On Tue, Jun 12, 2012 at 9:58 AM, J. Roeleveld <joost@antarean.org> wrote:
On Mon, June 11, 2012 5:27 pm, Datty wrote:
> Hi all
>
> I'm looking for some help setting up traffic shaping on my internet
> connection. I have a bit of an odd setup in that I run a remote VPN server
> that all of my traffic is pushed through and out on to the internet. As I
> understand generally it isn't possible to shape incoming traffic but as I
> have control of the VPN server which pushes the traffic to me I wondered
> if
> it was possible to implement something on that side? No traffic other than
> the VPN tunnel goes out of my home connection.
>
> I'm trying to do this because I have a service running on one of my home
> machines that requires around 5kbps constantly with low latency (<200ms),
> but as my home connection is 750kbps it gets saturated very quickly
> causing
> huge spikes in latency. Does anyone have any ideas as to how I could
> achieve this? Generally any pointers at all would be greatly appreciated.

If VPN is the only traffic to/from your home, eg. using your internet
connection and you control the VPN-server on the other side, you could
limit the "upstream" of the remote server to your home.

> Thanks for your time
>
> Oliver
>


--
Joost


Thanks that makes total sense. I was looking at it backwards, not thinking that I could apply the same upstream limit to my VPN server.
A bit of background/my aims - The vpn interface is 100mbps, I want everybody but me on the VPN to be able to use up to that speed, but for traffic sent to 192.168.50.0/24 to be limited to 750kbps, with 700kbps of that for normal traffic and 50kbps for my tcp traffic from port 9999. 

Based on that do the following rules make sense? 

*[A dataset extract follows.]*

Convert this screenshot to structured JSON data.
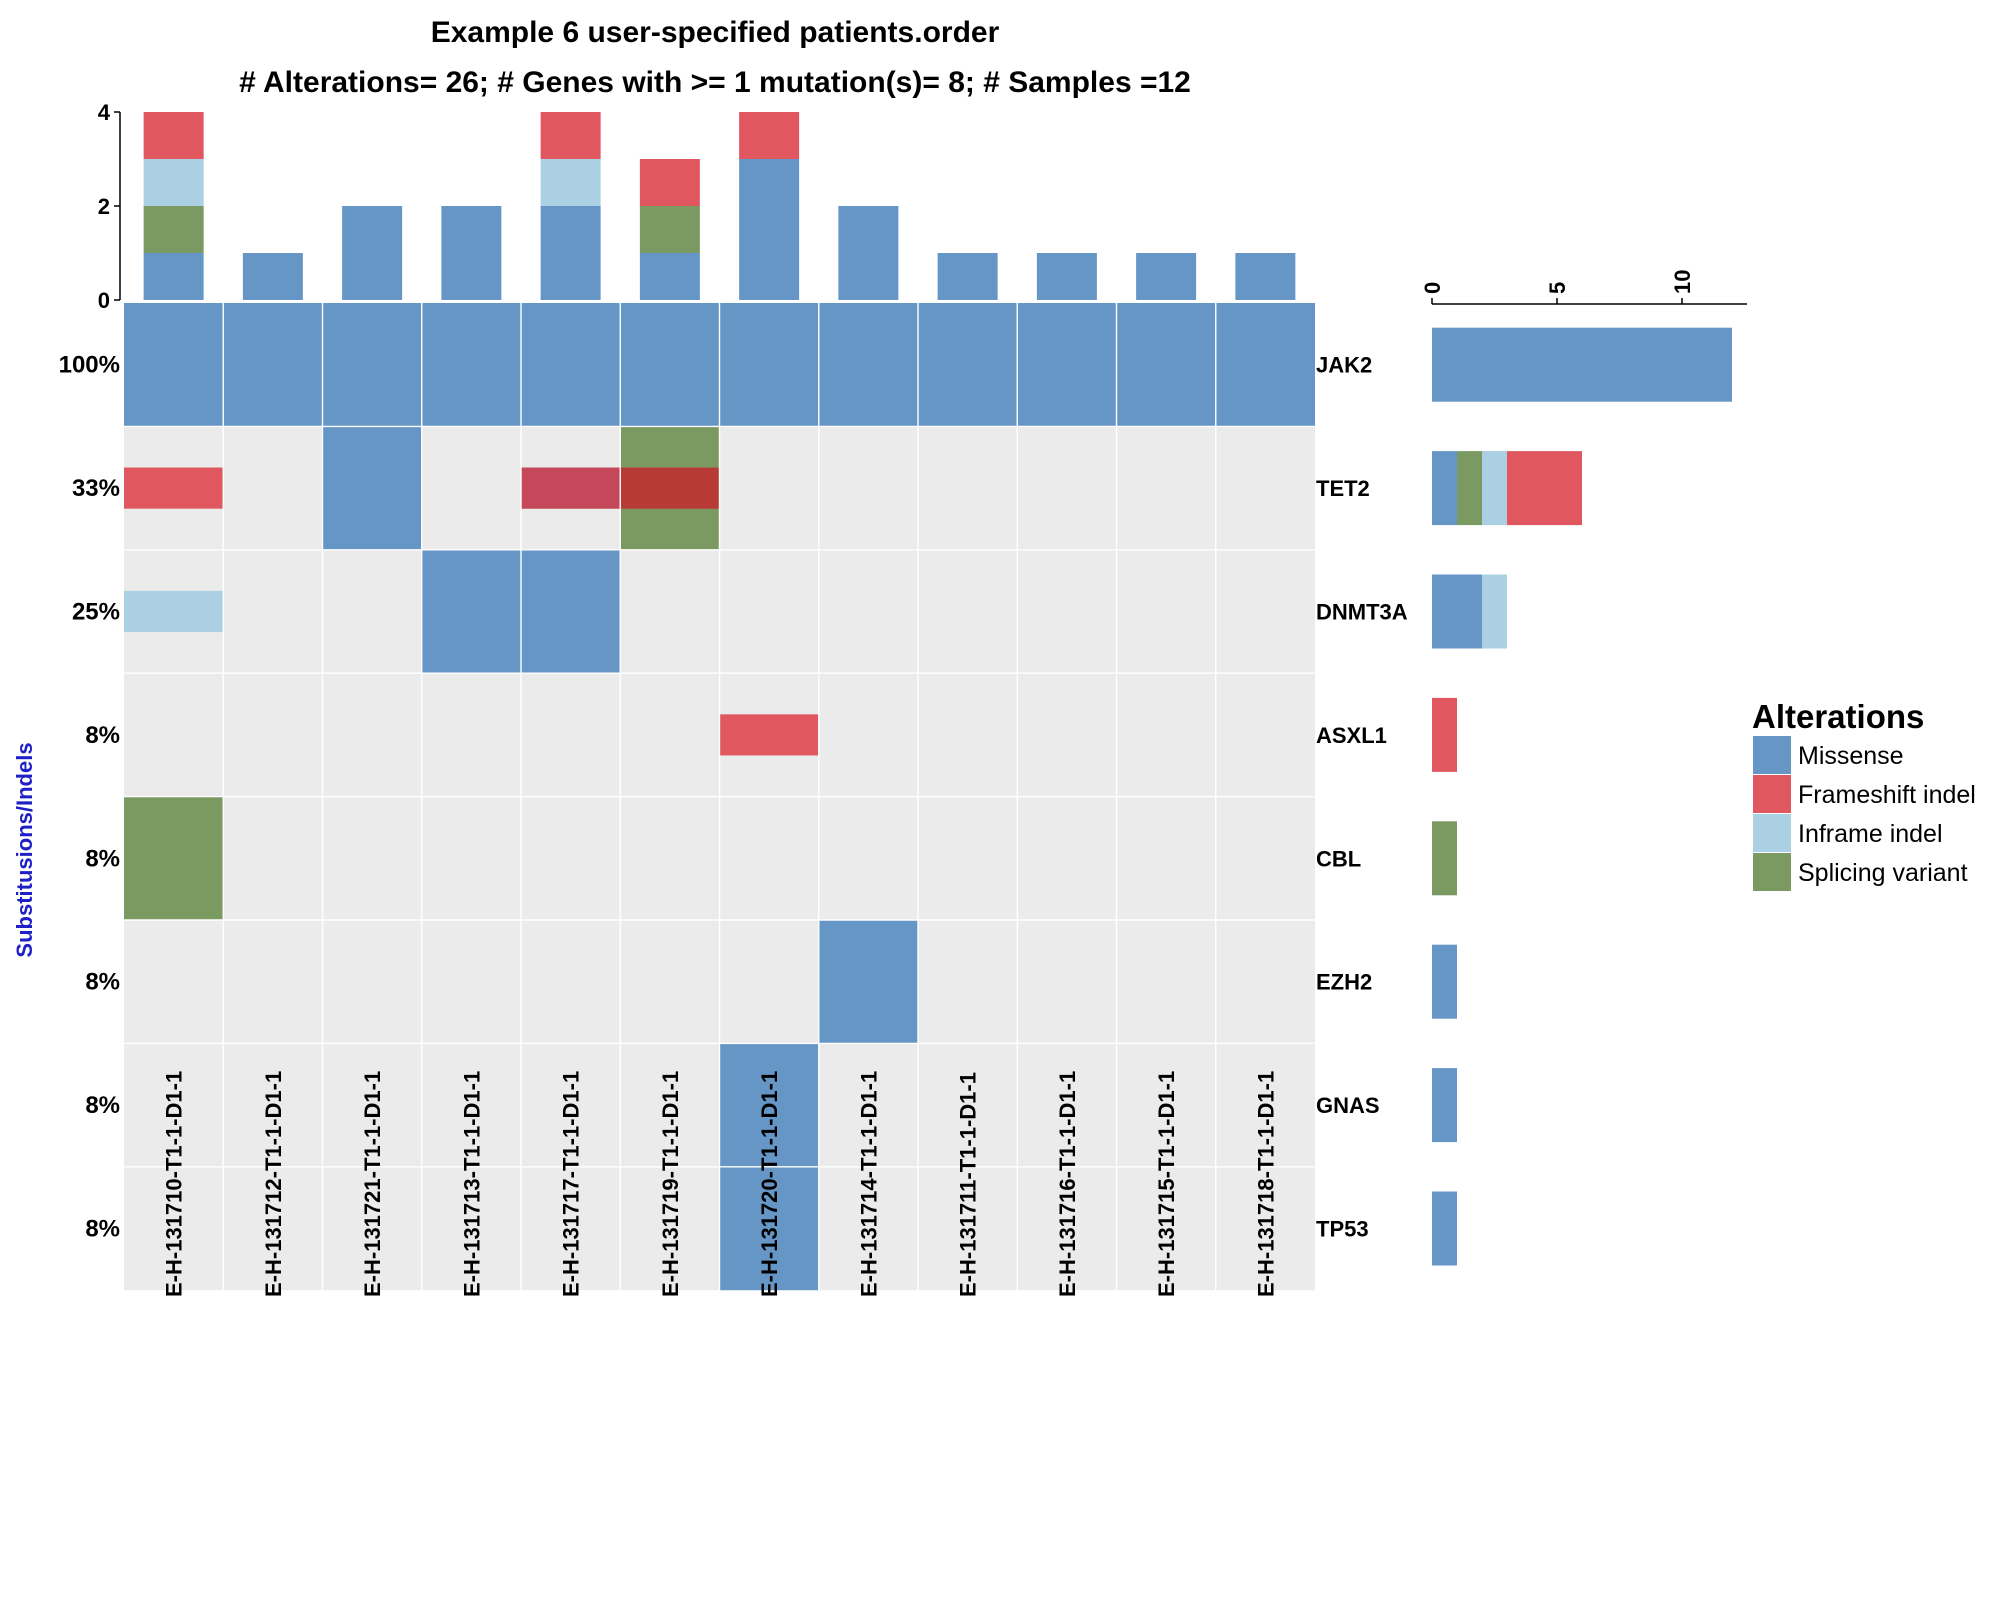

tc qdisc add dev tap0 root handle 1: htb default 12 -- Set the interface to be handle 1 and default traffic to be in class 1:12
tc class add dev tap0 parent 1: classid 1:1 htb rate 100mbps ceil 100mbps -- Set 100mbps to be available to all classes overall
tc class add dev tap0 parent 1:1 classid 1:12 htb rate 100mbps ceil 100mbps -- Set 100mbps to be available to all people on the vpn
tc class add dev tap0 parent 1:1 classid 1:15 htb rate 750kbps ceil 750kbps -- To be applied to all traffic from my home network
tc class add dev tap0 parent 1:15 classid 1:16 htb rate 700kbps ceil 700kbps -- To be applied to all traffic other than special on home network
tc class add dev tap0 parent 1:15 classid 1:17 htb rate 50kbps ceil 50kbps -- To be applied to special traffic on home network
tc qdisc add dev $modemif parent 1:15 handle 20: sfq perturb 10 -- I understand this to prevent high bandwidth traffic in a class from filling up the whole of the class bandwidth and allow fair sharing. Is this right/needed?
tc qdisc add dev $modemif parent 1:12 handle 20: sfq perturb 10 

iptables -t mangle -A POSTROUTING -o tap0 -d 192.168.50.0/24 -p tcp --sport 9999 -j CLASSIFY --set-class 1:17
iptables -t mangle -A POSTROUTING -o tap0 -d 192.168.50.4/24 -j CLASSIFY --set-class 1:16
iptables -t mangle -A POSTROUTING -o tap0 -j CLASSIFY --set-class 1:12


Thanks again for your help

Oliver

Ah it is TCP at the moment. Not something I could change too easily either. Is it possible to work around or is it not worth fighting with?